Torch.cuda.amp cannot speed up on A100

thomas0809 · May 7, 2021, 6:55am

I am trying to use torch.cuda.amp to speed up training. The following code works well on V100 (120s w/o amp and 67s w/ amp), but cannot get a reasonable speedup on A100 (53s w/o amp and 50s w/ amp).

I am using the most recent NGC docker nvcr.io/nvidia/pytorch:21.04-py3, which has CUDA 11.3, pytorch 1.9.0.

The strange thing is if I change the model to resnet101, both V100 and A100 can get speedup, but not for the swin transformer on A100. See the following table for the running time (in sec) on different machines.

	resnet101	resnet101 amp	swin_base	swin_base amp
V100	49.19	19.62	120.07	67.19
A100	40.9	29.35	47.19	44.97
A100 w/ docker	24.32	13.26	53.68	50.04

import torch
import argparse
import os
import time
import timm
from tqdm import trange

parser = argparse.ArgumentParser()
parser.add_argument("--model", type=str, default='swin_base')
parser.add_argument("--fp16", action='store_true')
args = parser.parse_args()

N = 32
input_size = 384

x = torch.randn(N, 3, input_size, input_size).cuda()
y = torch.randint(1000, (N,)).cuda()

if args.model == 'swin_base':
    model = timm.create_model('swin_base_patch4_window12_384').cuda()
elif args.model == 'resnet101':
    model = timm.create_model('resnet101').cuda()

loss_fn = torch.nn.CrossEntropyLoss()
optimizer = torch.optim.SGD(model.parameters(), lr=1e-3)

if args.fp16:
    scaler = torch.cuda.amp.GradScaler()

start = time.time()

for t in trange(100):
#     optimizer.zero_grad()
    with torch.cuda.amp.autocast(enabled=args.fp16):
        y_pred = model(x)
        if args.fp16:
            assert y_pred.dtype is torch.float16
        loss = loss_fn(y_pred, y)
    if args.fp16:
        scaler.scale(loss).backward()
    else:
        loss.backward()
#     optimizer.step()

end = time.time()

print('Time:', end-start)

ptrblck · May 7, 2021, 8:00am

I’m not familiar with this model, but note that you are already using TensorCores on the A100, since TF32 is enabled by default.

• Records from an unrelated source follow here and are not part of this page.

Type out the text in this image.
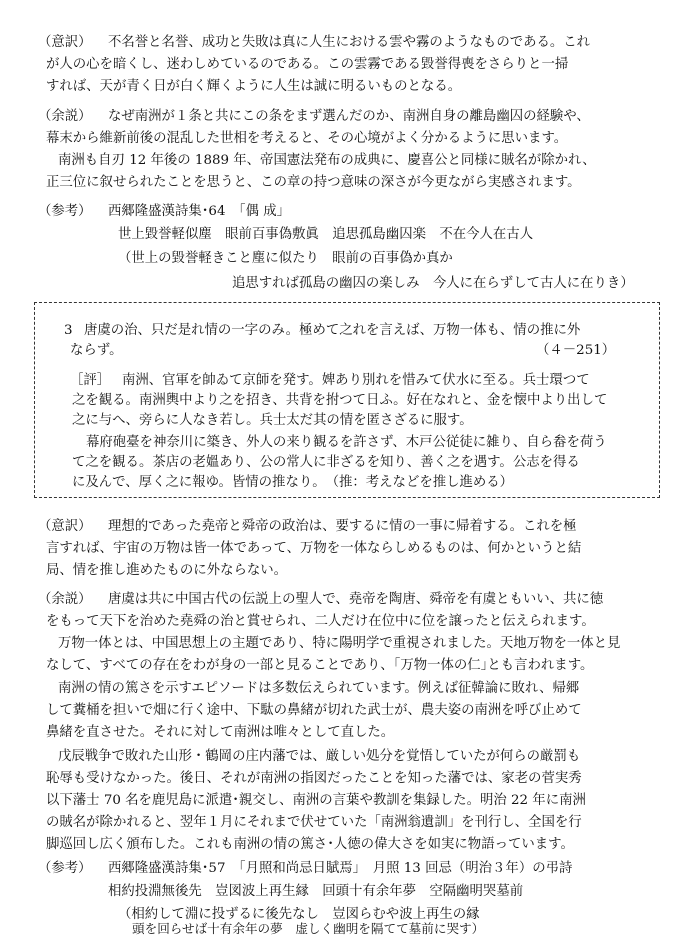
（意訳） 不名誉と名誉、成功と失敗は真に人生における雲や霧のようなものである。これ
が人の心を暗くし、迷わしめているのである。この雲霧である毀誉得喪をさらりと一掃
すれば、天が青く日が白く輝くように人生は誠に明るいものとなる。
（余説） なぜ南洲が１条と共にこの条をまず選んだのか、南洲自身の離島幽囚の経験や、
幕末から維新前後の混乱した世相を考えると、その心境がよく分かるように思います。
南洲も自刃 12 年後の 1889 年、帝国憲法発布の成典に、慶喜公と同様に賊名が除かれ、
正三位に叙せられたことを思うと、この章の持つ意味の深さが今更ながら実感されます。
（参考） 西郷隆盛漢詩集･64　「偶 成」
世上毀誉軽似塵　眼前百事偽敷眞　追思孤島幽囚楽　不在今人在古人
（世上の毀誉軽きこと塵に似たり　眼前の百事偽か真か
追思すれば孤島の幽囚の楽しみ　今人に在らずして古人に在りき）
3 唐虞の治、只だ是れ情の一字のみ。極めて之れを言えば、万物一体も、情の推に外
ならず。	（４－251）
［評］ 南洲、官軍を帥ゐて京師を発す。婢あり別れを惜みて伏水に至る。兵士環つて
之を観る。南洲輿中より之を招き、共背を拊つて日ふ。好在なれと、金を懐中より出して
之に与へ、旁らに人なき若し。兵士太だ其の情を匿さざるに服す。
幕府砲臺を神奈川に築き、外人の来り観るを許さず、木戸公従徒に雑り、自ら畚を荷う
て之を観る。茶店の老媼あり、公の常人に非ざるを知り、善く之を遇す。公志を得る
に及んで、厚く之に報ゆ。皆情の推なり。　（推：考えなどを推し進める）
（意訳） 理想的であった堯帝と舜帝の政治は、要するに情の一事に帰着する。これを極
言すれば、宇宙の万物は皆一体であって、万物を一体ならしめるものは、何かというと結
局、情を推し進めたものに外ならない。
（余説） 唐虞は共に中国古代の伝説上の聖人で、堯帝を陶唐、舜帝を有虞ともいい、共に徳
をもって天下を治めた堯舜の治と賞せられ、二人だけ在位中に位を譲ったと伝えられます。
万物一体とは、中国思想上の主題であり、特に陽明学で重視されました。天地万物を一体と見
なして、すべての存在をわが身の一部と見ることであり、｢万物一体の仁｣とも言われます。
南洲の情の篤さを示すエピソードは多数伝えられています。例えば征韓論に敗れ、帰郷
して糞桶を担いで畑に行く途中、下駄の鼻緒が切れた武士が、農夫姿の南洲を呼び止めて
鼻緒を直させた。それに対して南洲は唯々として直した。
戊辰戦争で敗れた山形・鶴岡の庄内藩では、厳しい処分を覚悟していたが何らの厳罰も
恥辱も受けなかった。後日、それが南洲の指図だったことを知った藩では、家老の菅実秀
以下藩士 70 名を鹿児島に派遣･親交し、南洲の言葉や教訓を集録した。明治 22 年に南洲
の賊名が除かれると、翌年１月にそれまで伏せていた「南洲翁遺訓」を刊行し、全国を行
脚巡回し広く頒布した。これも南洲の情の篤さ･人徳の偉大さを如実に物語っています。
（参考） 西郷隆盛漢詩集･57　「月照和尚忌日賦焉」　月照 13 回忌（明治３年）の弔詩
相約投淵無後先　豈図波上再生縁　回頭十有余年夢　空隔幽明哭墓前
（相約して淵に投ずるに後先なし　豈図らむや波上再生の縁
頭を回らせば十有余年の夢　虚しく幽明を隔てて墓前に哭す）
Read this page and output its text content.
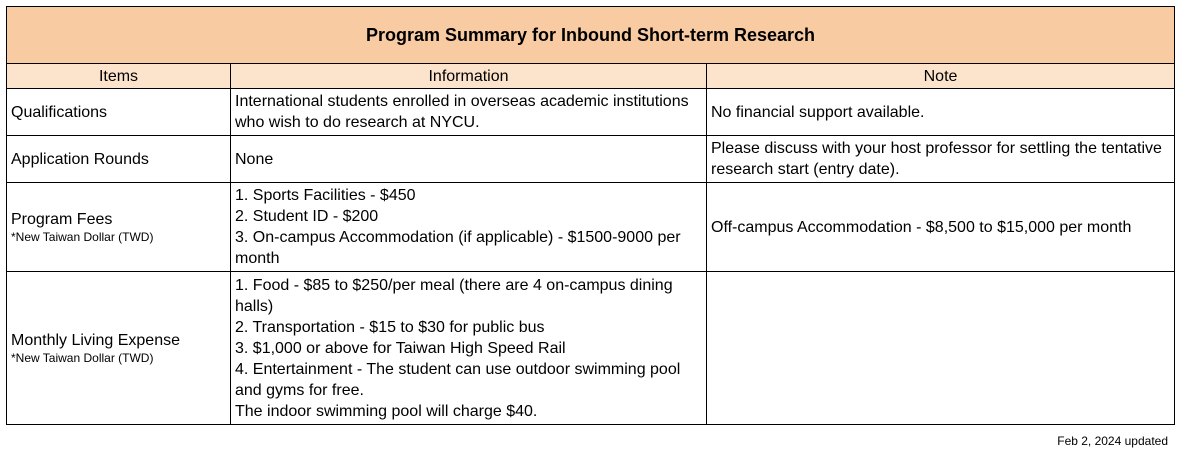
Program Summary for Inbound Short-term Research		
Items	Information	Note
Qualifications	International students enrolled in overseas academic institutions who wish to do research at NYCU.	No financial support available.
Application Rounds	None	Please discuss with your host professor for settling the tentative research start (entry date).

Program Fees
*New Taiwan Dollar (TWD)	1. Sports Facilities - $450
2. Student ID - $200
3. On-campus Accommodation (if applicable) - $1500-9000 per month	Off-campus Accommodation - $8,500 to $15,000 per month

Monthly Living Expense
*New Taiwan Dollar (TWD)	1. Food - $85 to $250/per meal (there are 4 on-campus dining halls)
2. Transportation - $15 to $30 for public bus
3. $1,000 or above for Taiwan High Speed Rail
4. Entertainment - The student can use outdoor swimming pool and gyms for free.
The indoor swimming pool will charge $40.	

Feb 2, 2024 updated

With a proper synchronization I get a runtime of:

FP32: 102s
TF32: 50s
AMP: 47s

Based on the profile it also seems that the majority or kernels are (vectorized/unrolled) elementwise kernels and sporadically a cublas kernel is called:
FP32:

FP16:

Based on the Ops that can autocast to float16 it seems that no many of these operations are used.

omeryasar · May 27, 2021, 9:47am

Hi, I want to monitor my gpu activations too so may I ask how do you get with these screen shots? With which app. Thanks in advance.

ptrblck · May 27, 2021, 3:16pm

I used Nsight Systems and you can take a look at this post for an example.